The changes envisaged here call for more space for the other kinds of roles that will be needed in primary care teams. According to a LMC survey, over 40% of GP premises are inadequate to provide essential care and over 60% do not have space to expand. NHS England has secured a £1bn infrastructure fund which will support improvements, but is unlikely to be sufficient. 58% of patients value a GP surgery that is close to home, especially the frail, elderly and disabled and parents with small children, so moving and consolidating smaller surgeries into larger premises must be balanced with the need for local access.
Innovation, evaluation and emulation.
General practice is a hot-bed of innovation, but the innovation is patchy, poorly evaluated, and rarely emulated. The Royal College of GPs should support innovation, evaluation and emulation to ensure that good practice is backed up by good evidence and shared, so that patients and GPs everywhere can benefit.

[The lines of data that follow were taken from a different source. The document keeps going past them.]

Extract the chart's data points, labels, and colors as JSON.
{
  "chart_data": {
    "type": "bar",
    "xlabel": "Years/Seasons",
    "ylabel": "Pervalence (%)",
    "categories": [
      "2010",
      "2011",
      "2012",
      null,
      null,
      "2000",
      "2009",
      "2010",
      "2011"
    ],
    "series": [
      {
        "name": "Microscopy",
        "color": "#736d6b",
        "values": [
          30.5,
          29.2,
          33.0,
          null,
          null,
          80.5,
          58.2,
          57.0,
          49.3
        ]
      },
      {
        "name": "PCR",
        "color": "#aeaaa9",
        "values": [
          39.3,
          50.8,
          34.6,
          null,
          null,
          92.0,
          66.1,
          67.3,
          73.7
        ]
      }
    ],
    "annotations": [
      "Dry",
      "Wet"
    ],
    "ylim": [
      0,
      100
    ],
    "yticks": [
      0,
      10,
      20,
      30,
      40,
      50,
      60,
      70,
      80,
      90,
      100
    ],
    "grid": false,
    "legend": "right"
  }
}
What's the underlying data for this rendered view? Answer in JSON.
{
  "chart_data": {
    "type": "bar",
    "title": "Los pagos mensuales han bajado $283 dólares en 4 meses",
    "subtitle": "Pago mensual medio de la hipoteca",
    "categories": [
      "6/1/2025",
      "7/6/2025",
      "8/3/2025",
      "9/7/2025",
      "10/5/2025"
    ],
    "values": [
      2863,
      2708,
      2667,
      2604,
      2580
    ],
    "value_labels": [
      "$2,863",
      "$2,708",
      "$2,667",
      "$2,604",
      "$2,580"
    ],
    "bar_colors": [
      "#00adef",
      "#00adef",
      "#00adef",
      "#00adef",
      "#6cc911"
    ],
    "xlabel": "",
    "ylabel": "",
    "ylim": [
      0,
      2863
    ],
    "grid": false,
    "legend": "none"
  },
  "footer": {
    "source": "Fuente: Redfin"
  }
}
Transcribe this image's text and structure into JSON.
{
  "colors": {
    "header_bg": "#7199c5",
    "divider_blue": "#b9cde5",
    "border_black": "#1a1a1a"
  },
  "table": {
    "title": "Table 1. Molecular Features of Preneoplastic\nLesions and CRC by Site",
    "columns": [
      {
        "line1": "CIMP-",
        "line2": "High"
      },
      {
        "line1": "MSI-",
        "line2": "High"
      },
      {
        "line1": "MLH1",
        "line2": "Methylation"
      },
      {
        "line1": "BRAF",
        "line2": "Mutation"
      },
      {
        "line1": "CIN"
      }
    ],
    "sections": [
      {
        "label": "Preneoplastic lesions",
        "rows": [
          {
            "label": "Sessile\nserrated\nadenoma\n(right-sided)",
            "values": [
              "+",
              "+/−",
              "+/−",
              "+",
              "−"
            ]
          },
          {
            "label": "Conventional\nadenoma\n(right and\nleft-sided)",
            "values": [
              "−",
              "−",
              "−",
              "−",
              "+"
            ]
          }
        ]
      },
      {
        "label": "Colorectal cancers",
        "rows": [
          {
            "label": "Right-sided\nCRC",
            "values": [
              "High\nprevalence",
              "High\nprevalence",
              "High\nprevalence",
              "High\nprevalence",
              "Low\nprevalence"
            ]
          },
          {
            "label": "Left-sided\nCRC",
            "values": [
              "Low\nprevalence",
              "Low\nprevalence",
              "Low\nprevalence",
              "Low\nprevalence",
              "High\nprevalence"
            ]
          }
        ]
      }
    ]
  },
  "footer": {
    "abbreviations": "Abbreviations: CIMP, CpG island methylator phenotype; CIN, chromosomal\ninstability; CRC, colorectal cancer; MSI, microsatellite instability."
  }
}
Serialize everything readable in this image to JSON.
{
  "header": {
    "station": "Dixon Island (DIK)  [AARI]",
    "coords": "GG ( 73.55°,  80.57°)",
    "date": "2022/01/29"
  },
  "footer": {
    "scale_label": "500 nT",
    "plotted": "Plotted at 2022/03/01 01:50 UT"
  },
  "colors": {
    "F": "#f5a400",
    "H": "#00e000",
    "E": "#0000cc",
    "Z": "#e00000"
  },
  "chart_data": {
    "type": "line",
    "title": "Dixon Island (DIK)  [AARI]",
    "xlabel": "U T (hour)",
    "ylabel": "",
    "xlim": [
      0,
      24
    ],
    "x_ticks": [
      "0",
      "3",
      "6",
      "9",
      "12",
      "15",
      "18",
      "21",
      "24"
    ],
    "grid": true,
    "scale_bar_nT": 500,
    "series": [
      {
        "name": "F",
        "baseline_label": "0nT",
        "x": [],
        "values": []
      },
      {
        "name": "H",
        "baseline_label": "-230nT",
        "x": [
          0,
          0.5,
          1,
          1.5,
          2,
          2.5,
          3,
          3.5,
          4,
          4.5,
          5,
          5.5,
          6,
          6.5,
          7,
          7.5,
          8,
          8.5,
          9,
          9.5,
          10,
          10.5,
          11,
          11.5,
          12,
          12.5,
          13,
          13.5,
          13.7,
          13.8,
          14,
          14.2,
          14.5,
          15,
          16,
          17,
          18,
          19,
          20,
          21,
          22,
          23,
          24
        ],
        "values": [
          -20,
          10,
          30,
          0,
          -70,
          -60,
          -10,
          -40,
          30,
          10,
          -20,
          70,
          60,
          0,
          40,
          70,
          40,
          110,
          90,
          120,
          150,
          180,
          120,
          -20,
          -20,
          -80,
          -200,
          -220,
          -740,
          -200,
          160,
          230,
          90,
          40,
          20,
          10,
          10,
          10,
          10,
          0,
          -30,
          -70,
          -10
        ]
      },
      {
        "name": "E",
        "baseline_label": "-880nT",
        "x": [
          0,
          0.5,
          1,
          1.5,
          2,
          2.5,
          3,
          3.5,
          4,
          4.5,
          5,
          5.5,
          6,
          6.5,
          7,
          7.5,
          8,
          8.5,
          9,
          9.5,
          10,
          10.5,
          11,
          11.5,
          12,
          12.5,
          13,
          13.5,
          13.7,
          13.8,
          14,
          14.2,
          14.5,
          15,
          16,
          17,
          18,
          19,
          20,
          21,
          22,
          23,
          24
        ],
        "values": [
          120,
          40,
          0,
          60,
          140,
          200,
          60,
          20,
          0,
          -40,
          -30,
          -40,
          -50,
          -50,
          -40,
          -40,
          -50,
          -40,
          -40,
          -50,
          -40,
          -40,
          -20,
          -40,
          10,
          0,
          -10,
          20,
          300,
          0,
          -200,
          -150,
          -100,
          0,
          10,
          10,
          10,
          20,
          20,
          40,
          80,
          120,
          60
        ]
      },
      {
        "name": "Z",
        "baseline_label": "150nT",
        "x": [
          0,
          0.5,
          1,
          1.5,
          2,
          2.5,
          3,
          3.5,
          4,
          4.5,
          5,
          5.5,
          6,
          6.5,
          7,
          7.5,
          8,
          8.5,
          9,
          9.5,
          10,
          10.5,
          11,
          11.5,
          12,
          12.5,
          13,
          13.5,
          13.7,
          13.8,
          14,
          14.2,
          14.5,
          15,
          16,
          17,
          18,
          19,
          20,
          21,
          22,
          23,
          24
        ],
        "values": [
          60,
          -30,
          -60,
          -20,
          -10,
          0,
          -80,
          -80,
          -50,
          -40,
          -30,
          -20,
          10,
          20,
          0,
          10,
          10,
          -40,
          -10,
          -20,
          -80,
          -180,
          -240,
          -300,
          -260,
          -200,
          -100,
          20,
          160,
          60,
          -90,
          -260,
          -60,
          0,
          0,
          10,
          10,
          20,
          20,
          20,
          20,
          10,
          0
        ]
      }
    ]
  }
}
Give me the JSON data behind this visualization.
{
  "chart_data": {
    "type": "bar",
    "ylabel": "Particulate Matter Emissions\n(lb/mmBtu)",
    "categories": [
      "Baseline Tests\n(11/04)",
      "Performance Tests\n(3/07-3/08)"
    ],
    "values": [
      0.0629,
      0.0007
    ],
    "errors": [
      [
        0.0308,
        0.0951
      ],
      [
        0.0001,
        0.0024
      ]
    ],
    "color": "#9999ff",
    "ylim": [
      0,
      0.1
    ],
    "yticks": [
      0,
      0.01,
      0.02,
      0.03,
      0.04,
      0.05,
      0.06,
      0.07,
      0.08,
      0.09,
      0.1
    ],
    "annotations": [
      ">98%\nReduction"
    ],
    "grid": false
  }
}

Fewer GPs and 7-day primary care
GP out of hours, district nursing, community pharmacists and other primary care services already operate seven days a week. Expanding the range of weekend services to include routine GP appointments, clinical diagnostics (blood tests, scans etc.), antenatal care, psychology, and so on, is perfectly possible. Where I work in Hackney, the infrastructure is already in place at the out of hours service to provide urgent GP care, and it could be set up to offer weekend appointments with GPs and other members of the primary care team.. But investment will be required and it would be an illusion to imagine otherwise.
Some of the cost of this investment would be offset by having to pay fewer GPs, but the proposals outlined here are not about saving money. They are about how we can meet the needs of a growing number of patients with a now inevitable decline in the ratio of patients to GPs. This is what any realistic planning has to confront.